目次

1.土地価格が暴落の恐れ!? 2022年、生産緑地問題とは?

2.生産緑地とその制度とは?

3.生産緑地の指定解除前後の税金について

4.農地売却が増加することによって不動産の地価が下がってしまう?

5.まとめ

1.土地価格が暴落の恐れ!? 2022年、生産緑地問題とは?

1992年に改正され生産緑地法で定められた税制優遇期間30年が終了するのが最も遅い場所でも2022年となります。つまり、2022年以降は生産緑地の土地について固定資産税や相続税等の税制優遇が受けられなくなってしまうということです。

また、営農義務もなくなってしまうため、高い税金を課されてまで農業を営む必要性がなくなり、生産緑地指定が解除された農地を手放す所有者が大量に現れ、土地価格を下落させてしまう可能性があります。2022年以降、これらの要因などによって新築住宅の過剰供給となり、空室や不動産価格の暴落を招く恐れがあります。これが「2022年、生産緑地問題」と言われている理由となります。

2.生産緑地とその制度とは?

生産緑地とは、1992年に改正された「生産緑地法」に基づいていて定められた地域です。市街化区域都市部にありながら一定の条件で税負担の軽減などが受けられます。簡単に言うと、都市部の土地でありながら「最低30年は農地・緑地として土地を維持する代わりに税制優遇を受けられる」制度となっています。その一方で、生産緑地内では建物の建設や売却などの行為が規制されており、一定期間農業経営を続けることが義務づけられます。

この制度が作られた背景には、高度経済成長期に都市部への急激な人口の流入が増え、宅地開発が進み都市部での環境悪化が生じたことにあります。こうした環境の悪化を防止するとともに、将来的に公共施設用地としても、都市近郊の農地を計画的に保全していく必要であるとのことで、生産緑地制度が整備されました。

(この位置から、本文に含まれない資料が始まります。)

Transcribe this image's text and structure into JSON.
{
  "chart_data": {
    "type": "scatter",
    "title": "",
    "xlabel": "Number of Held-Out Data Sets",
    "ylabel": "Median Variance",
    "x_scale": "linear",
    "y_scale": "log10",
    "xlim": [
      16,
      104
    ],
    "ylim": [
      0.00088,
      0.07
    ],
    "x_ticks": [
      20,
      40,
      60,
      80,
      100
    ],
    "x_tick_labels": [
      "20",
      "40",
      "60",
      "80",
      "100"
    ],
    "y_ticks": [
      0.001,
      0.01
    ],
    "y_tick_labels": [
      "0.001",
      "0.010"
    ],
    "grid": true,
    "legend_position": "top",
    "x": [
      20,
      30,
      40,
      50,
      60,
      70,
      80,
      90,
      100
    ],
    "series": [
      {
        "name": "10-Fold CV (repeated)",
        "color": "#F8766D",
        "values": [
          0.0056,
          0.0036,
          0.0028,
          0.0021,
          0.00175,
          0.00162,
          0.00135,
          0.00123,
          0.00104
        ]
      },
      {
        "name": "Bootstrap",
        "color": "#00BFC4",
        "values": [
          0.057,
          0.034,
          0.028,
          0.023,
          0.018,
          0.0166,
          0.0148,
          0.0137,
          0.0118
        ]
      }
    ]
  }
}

「生産緑地法の改正」によって「生産緑地」においては、30年間の営農期間が義務となり、生産緑地の所有者が亡くなるなどの理由によって農業を辞めるか、または指定を受けた日から30年経過するまで買取りの申請や売りに出すことはできなくなりました。ですが、恩恵として30年間の税制優遇が受けられることになっています。

3.生産緑地の指定解除前後の税金について

生産緑地では、固定資産税が農地並み課税(1,000㎡あたり数千円程度)となる利点があります。相続税に対しても納税猶予の特例が利用可能となっており、相続税の心配なく都市部の農地を次世代に遺すことが可能となっています。

生産緑地の指定を解除すると、農地以外の活用ができるという利点を得ると引き換えに、こういった生産緑地であることによる税制優遇処置の利点を手放すことになります。そのため、生産緑地の指定を解除する場合、どのくらいの税金を支払っていくことになるのか事前に把握しておくことはとても重要となります。

生産緑地制度の指定解除後のリスクとして、固定資産税の増税、相続税の上昇が挙げられます。もっとも一定の5年間の激変緩和処置が設けられていますのでこれらを踏まえ農地を継続してゆくのか、売却をするのかを慎重に考えねばなりません。

4.農地売却が増加することによって不動産の地価が下がってしまう?

首都圏・関西・中部地方の政令指定都市の生産緑地は1万ヘクタールを超えるとされています。その約8割で、2022年に農地の買取り申請が可能となります。

農地所有者が高齢や病気などを理由に農業を断念し、多くの所有者が市区町村の管轄に土地の買取り申請をするケースが予想されます。生産緑地のまま買取る人がいない場合、生産緑地の指定から外されることになってしまい固定資産税が宅地並みに跳ね上がるため、所有者は税負担の増大を避けるために土地の売却を検討せざるおえない状況となってしまいます。

そこに住宅メーカーや開発業者が買い取りを申し出ることによって、大量のマンション、アパート、住宅用地が市場に放出されることとなり不動産市況を一気に悪化させることになってしまう可能性と、土地価格の暴落に繋がってしまうかもしれません。

農地売却だけにとどまらず、この問題は地価全体を押し下げる可能性もあり、土地の売却やご購入を検討されている方にとっては2022年の生産緑地制度解除後の動向が大変気になるところかもしれません。

5.まとめ

生産緑地法が1992年に改正され、間もなく解除の期限となる30年目が到来します。これによって農地の売却を検討されている方、土地の価格が下落したタイミングで購入を考えている方、土地価格が下がる前に高い価格で不動産を売却してしまいたいとお考えの方、様々なお考えがあろうかと思います。早めの売却を検討されている方や購入をお考えでお悩みの方は、専門家などにご相談や不動産査定をされることをおすすめします。